Ruídos

Organizo a agenda e penso numa amiga que me preocupa, por isso combino uma conversa com a desculpa de uma boleia para casa.

Saio do trabalho para ir ter ao dela, mas como ainda tenho dez minutos de espera entro numa capela lindíssima. Meia dúzia de pessoas reza ou espera pela confissão, paira o sossego no ar e eu sento-me, depois ajoelho, e pondero sentar-me no chão encostada à parede e abraçada aos joelhos (que para mim é a posição mais confortável para orar). Tal como na meditação, tento focar-me nas minhas sensações, mas a mente dispersa nos ruídos das tarefas que me aguardam e preciso repetir muitas vezes essas tentativas de estar presente no momento actual.

Eis senão quando… uma velhinha encontra outra velhinha amiga. Animadas, sentam-se imediatamente atrás de mim, numa igreja com capacidade para cerca de 100 pessoas sentadas. Animadas conversam, alheias à atmosfera de sossego e silêncio que se dispersa à sua volta, recheada de olhares de esguelha repletos de um “chiu” oculto. Por mais que queira não consigo deixar de prestar atenção à conversa e com todos aqueles ruídos mal tenho noção de me ter levantado num pulo para me sentar o mais afastada possível.

Respiro. Olho o relógio e tenho de ir. Encontro a amiga, que diz estar bem, que manifesta interesse por mim e pelas minhas novidades, mas rapidamente chegamos aos assuntos que temos a tratar… Bem, mais ou menos. Entre aborrecimentos e complicações, chatices e preocupações, dramas e frustrações, os problemas são mais que muitos, todos encadeados uns nos outros, sem soluções ou estratégias e numa ordem de prioridades um pouco invertida… Parece que pouco posso fazer para ajudar, pelo que me dedico mais a escutar e a tentar compreender, mesmo quando as respostas às minhas perguntas fogem aos temas e levam a diferentes questões.
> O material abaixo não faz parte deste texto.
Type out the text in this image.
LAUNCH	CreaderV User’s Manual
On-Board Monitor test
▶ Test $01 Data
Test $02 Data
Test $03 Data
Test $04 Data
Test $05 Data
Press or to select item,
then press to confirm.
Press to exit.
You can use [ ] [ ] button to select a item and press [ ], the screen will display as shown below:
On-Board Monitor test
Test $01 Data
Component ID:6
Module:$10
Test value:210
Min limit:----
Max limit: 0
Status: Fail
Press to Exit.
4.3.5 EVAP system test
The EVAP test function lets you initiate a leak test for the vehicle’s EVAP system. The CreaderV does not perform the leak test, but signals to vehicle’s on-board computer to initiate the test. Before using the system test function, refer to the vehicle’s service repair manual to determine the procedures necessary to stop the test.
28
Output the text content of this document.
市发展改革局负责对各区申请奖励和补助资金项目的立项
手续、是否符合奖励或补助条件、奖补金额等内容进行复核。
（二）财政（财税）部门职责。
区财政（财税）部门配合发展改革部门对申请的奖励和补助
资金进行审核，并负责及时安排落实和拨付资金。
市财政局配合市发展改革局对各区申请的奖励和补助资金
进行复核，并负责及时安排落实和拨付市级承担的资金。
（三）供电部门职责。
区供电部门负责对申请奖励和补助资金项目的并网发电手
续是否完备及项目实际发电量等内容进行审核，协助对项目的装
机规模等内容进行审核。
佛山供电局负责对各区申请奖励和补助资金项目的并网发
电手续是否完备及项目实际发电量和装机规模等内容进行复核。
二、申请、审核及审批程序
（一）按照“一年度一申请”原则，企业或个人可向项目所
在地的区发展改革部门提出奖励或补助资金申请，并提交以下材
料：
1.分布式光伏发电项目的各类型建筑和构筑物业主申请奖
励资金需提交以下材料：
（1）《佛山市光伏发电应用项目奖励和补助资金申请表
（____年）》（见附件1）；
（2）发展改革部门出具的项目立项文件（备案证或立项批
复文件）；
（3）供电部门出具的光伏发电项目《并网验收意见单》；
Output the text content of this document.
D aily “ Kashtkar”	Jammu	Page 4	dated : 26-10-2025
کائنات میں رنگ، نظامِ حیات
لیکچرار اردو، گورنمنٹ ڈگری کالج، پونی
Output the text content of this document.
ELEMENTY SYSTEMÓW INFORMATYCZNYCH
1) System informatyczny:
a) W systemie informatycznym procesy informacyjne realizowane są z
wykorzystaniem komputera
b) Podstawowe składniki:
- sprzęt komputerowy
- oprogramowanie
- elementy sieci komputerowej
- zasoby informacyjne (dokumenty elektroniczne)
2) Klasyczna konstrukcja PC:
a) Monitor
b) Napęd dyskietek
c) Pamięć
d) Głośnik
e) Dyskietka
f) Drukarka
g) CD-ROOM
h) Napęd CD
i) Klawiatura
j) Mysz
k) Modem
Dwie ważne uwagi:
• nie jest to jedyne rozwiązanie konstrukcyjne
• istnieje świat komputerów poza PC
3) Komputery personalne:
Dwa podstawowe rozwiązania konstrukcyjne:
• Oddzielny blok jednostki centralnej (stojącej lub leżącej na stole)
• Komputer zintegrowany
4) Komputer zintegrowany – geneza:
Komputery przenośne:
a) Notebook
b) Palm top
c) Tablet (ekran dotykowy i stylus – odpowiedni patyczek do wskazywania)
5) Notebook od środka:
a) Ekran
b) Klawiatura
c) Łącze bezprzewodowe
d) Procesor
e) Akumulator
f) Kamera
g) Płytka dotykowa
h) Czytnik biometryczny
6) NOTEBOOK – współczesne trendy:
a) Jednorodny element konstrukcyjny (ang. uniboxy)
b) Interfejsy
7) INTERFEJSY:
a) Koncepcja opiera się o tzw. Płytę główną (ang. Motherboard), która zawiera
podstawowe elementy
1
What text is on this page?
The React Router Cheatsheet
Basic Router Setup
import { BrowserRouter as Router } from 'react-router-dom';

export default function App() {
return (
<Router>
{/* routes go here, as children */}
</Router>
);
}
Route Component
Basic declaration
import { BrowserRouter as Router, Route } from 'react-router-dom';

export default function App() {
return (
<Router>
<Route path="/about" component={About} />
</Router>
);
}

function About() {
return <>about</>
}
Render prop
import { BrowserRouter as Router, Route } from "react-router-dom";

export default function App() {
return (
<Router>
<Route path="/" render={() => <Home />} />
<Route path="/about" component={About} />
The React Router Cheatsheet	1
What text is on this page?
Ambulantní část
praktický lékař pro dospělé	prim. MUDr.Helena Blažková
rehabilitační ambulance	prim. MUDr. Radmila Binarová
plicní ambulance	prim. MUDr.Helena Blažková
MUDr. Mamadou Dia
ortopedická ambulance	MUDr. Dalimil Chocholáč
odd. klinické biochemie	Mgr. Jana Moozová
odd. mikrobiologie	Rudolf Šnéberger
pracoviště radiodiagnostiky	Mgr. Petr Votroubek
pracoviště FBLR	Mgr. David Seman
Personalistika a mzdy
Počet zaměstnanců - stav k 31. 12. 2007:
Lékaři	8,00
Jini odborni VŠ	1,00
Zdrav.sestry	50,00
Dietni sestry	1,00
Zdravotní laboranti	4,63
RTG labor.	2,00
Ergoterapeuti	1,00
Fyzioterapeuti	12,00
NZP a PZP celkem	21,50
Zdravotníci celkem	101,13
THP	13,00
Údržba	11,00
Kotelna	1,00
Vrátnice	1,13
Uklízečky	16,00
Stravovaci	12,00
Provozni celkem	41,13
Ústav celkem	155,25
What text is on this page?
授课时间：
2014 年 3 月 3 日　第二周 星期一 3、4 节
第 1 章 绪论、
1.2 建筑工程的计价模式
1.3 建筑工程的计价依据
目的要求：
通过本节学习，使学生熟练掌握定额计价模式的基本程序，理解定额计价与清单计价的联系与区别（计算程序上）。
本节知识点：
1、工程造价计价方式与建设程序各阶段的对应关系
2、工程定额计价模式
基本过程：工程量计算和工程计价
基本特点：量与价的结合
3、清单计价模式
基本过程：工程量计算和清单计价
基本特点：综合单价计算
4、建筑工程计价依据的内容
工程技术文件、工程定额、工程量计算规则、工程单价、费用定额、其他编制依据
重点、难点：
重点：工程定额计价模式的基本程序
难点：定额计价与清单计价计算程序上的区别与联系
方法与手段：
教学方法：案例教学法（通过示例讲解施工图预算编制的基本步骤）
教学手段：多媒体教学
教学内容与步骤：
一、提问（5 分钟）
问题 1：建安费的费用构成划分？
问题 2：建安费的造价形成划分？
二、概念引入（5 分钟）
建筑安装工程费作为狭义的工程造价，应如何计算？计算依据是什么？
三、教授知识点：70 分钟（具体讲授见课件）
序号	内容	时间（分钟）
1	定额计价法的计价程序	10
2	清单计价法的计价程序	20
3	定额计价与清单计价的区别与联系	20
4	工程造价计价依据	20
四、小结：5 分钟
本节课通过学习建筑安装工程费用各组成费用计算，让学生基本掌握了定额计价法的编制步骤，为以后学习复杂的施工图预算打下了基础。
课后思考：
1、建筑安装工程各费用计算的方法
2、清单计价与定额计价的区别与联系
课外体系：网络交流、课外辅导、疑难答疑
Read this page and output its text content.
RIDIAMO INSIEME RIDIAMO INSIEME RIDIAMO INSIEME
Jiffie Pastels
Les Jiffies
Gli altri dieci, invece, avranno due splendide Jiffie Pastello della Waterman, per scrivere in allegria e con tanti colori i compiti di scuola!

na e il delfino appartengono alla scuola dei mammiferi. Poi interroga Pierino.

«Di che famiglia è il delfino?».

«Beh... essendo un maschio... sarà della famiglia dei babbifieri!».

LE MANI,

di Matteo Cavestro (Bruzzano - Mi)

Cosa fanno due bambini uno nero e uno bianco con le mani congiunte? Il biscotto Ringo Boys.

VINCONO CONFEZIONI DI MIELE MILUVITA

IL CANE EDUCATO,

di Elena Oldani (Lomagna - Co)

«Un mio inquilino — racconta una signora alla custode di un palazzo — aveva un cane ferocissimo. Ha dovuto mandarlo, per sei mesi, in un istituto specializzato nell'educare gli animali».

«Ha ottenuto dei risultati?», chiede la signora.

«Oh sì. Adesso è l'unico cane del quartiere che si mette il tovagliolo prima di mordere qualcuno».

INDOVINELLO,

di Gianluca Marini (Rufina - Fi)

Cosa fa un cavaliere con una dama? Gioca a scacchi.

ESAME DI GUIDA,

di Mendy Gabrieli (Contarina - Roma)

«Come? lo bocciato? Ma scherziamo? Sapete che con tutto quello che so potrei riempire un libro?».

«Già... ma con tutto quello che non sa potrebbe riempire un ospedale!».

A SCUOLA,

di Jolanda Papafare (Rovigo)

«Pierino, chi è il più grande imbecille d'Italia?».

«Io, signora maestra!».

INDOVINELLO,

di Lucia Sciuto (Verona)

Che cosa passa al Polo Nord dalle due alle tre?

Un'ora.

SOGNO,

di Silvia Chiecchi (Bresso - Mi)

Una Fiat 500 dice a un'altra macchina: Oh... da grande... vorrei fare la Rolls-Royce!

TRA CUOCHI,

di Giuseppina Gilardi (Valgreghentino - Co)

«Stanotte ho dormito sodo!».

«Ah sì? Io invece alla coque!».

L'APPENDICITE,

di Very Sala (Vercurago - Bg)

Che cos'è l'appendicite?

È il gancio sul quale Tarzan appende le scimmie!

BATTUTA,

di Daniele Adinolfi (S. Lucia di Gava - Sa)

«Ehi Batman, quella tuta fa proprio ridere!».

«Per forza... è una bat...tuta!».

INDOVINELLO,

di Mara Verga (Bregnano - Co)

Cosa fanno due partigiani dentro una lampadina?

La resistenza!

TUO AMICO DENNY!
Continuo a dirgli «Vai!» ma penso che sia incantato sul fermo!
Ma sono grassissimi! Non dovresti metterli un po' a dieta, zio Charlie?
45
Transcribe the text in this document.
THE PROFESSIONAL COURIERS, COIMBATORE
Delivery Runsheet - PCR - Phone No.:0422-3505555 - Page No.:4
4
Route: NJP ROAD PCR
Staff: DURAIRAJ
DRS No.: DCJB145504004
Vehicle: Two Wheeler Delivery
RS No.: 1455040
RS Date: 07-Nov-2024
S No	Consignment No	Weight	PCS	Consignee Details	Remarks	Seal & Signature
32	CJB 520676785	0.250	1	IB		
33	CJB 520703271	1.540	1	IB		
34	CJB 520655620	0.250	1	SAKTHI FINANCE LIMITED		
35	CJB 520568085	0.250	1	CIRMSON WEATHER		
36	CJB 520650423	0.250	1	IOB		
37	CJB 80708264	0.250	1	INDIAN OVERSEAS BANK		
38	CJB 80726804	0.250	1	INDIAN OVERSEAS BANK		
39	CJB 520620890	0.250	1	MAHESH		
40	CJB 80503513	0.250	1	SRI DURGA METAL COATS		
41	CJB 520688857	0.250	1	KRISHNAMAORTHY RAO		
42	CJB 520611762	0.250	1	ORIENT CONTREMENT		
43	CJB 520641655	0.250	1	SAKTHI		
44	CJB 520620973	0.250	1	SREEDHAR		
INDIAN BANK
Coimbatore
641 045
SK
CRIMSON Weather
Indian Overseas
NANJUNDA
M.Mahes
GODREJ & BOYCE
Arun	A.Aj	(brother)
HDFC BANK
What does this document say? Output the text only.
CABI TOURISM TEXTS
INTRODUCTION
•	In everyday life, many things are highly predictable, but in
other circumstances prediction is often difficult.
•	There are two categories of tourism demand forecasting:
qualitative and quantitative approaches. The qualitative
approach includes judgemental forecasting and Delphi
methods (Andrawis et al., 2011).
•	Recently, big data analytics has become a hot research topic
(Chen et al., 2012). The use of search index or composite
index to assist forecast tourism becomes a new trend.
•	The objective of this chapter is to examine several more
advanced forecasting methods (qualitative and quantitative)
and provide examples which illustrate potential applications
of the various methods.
Os ruídos parecem ser tantos dentro daquela cabeça e coração, que só mais tarde em casa distingo o possível grito de revolta que está a querer emergir.

E as minhas noites enchem-se de sonhos e pesadelos, tão ruidosos que agradeço o estado sonâmbulo das manhãs no metro. Escolho um “sítio feliz” e concentro-me em tornar o dia de hoje cada vez mais próximo dele.

A menos que haja ruídos.
Nesse caso distraio-me, deixo o tempo levar o melhor de mim… E repito tudo outra vez.